Villa Sartorio became a “house museum” in 1947 thanks to the bequest of Anna Segrè Sartorio. Inside the furnishings, works of art and everyday objects coexist styles: Empire as the central hall dedicated to receptions and dances and adorned with consoles and mirrors or the music room with the piano and a series of Empire furniture including an elegant dormeuse or the Bedroom of the Duke (in 1919 it hosted Emanuele Filiberto Duca D’Aosta) with a gallery of valuable 17th-18th century paintings of sacred subjects; Neorococò the pink living room furnished with furniture inlaid with floral motifs;
Biedermeier, like the dining room with the table set and, on the sideboard-plate, the precious Meissen porcelain service, a gift from the King of Saxony Frederick Augustus II; Neo-Gothic like the Gothic Hall with its uniform decoration from floor to ceiling to furniture and reflects the adherence to the fashion of the recovery of historical styles that spread in the mid-19th century.

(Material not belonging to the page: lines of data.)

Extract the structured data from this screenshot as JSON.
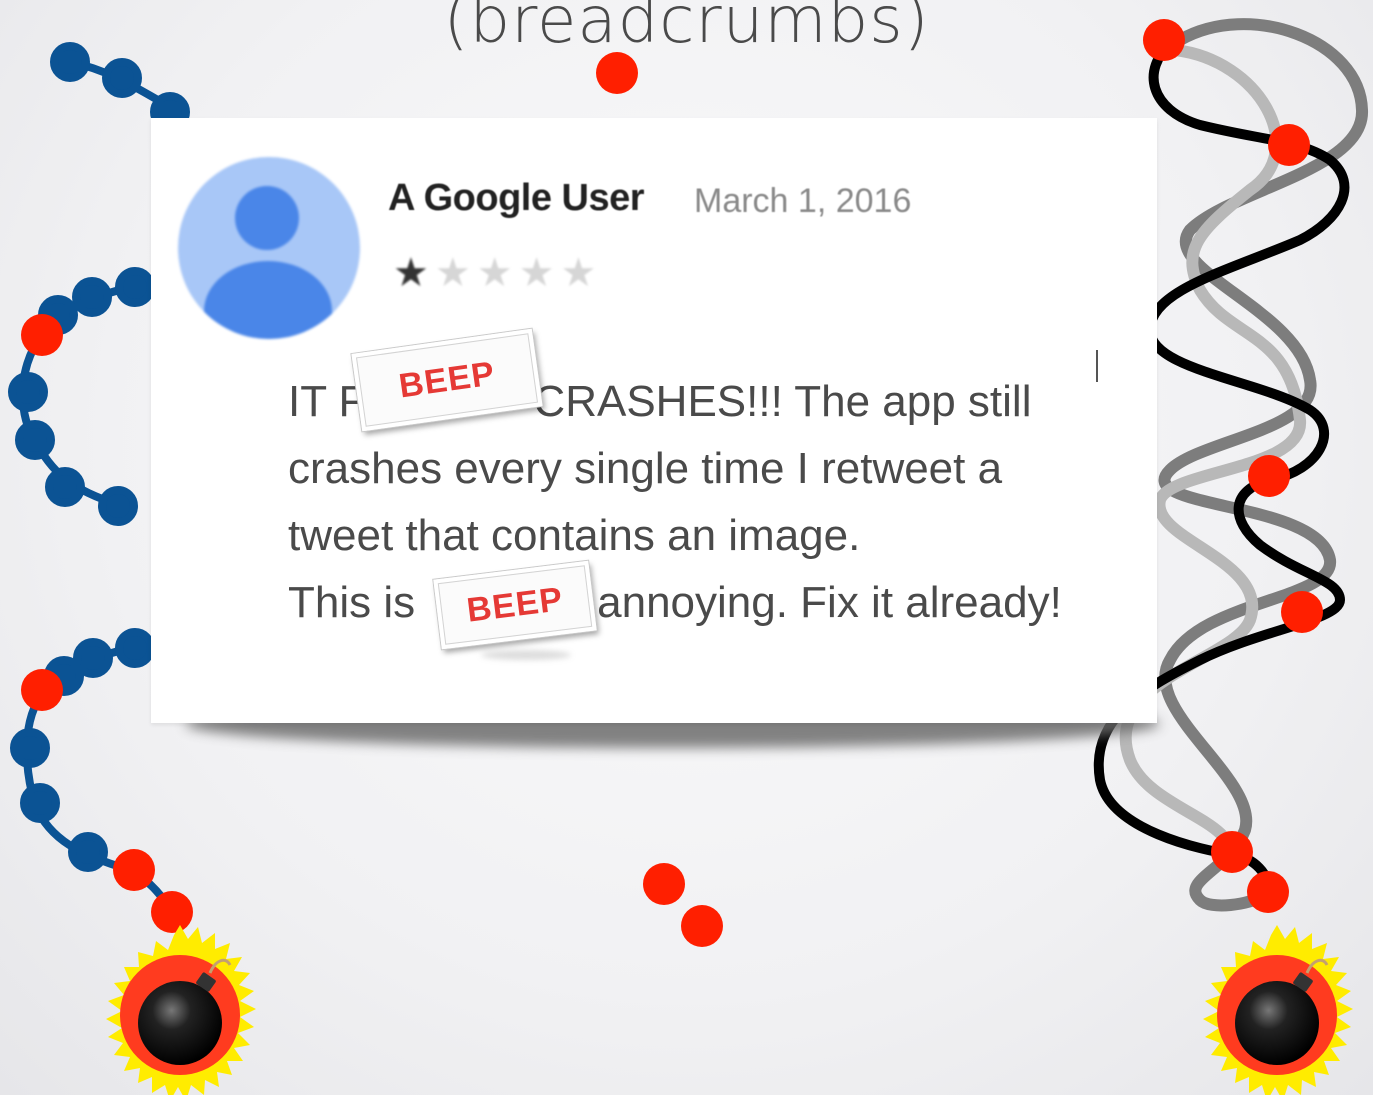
{
  "slide": {
    "title": "(breadcrumbs)"
  },
  "review": {
    "author": "A Google User",
    "date": "March 1, 2016",
    "rating": 1,
    "rating_max": 5,
    "line1_start": "IT F",
    "line1_end": "CRASHES!!! The app still",
    "line2": "crashes every single time I retweet a",
    "line3": "tweet that contains an image.",
    "line4_start": "This is",
    "line4_end": "annoying. Fix it already!"
  },
  "censor": {
    "beep_1": "BEEP",
    "beep_2": "BEEP"
  },
  "icons": {
    "bomb_left": "bomb-icon",
    "bomb_right": "bomb-icon",
    "avatar": "user-avatar-icon",
    "star": "star-icon"
  },
  "colors": {
    "breadcrumb_dot": "#ff1f00",
    "blue_trail": "#0b5394",
    "black_trail": "#000000",
    "gray_trail": "#999999",
    "avatar_bg": "#a8c7f7",
    "avatar_fg": "#4a86e8",
    "beep_text": "#e53935",
    "explosion": "#ff3b1f"
  }
}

In a particular room there is the precious Triptych of Santa Chiara, an exceptional testimony of Venetian painting of the first half of the fourteenth century, a work of art executed in tempera on wood. Panels depict on a gold background episodes from the life of Christ, the death of Santa Chiara and the stigmata of San Francesco. With the triptych closed, St. Christopher is depicted on the left wing, and St. Sergius on the right, with the Trieste halberd in his hand.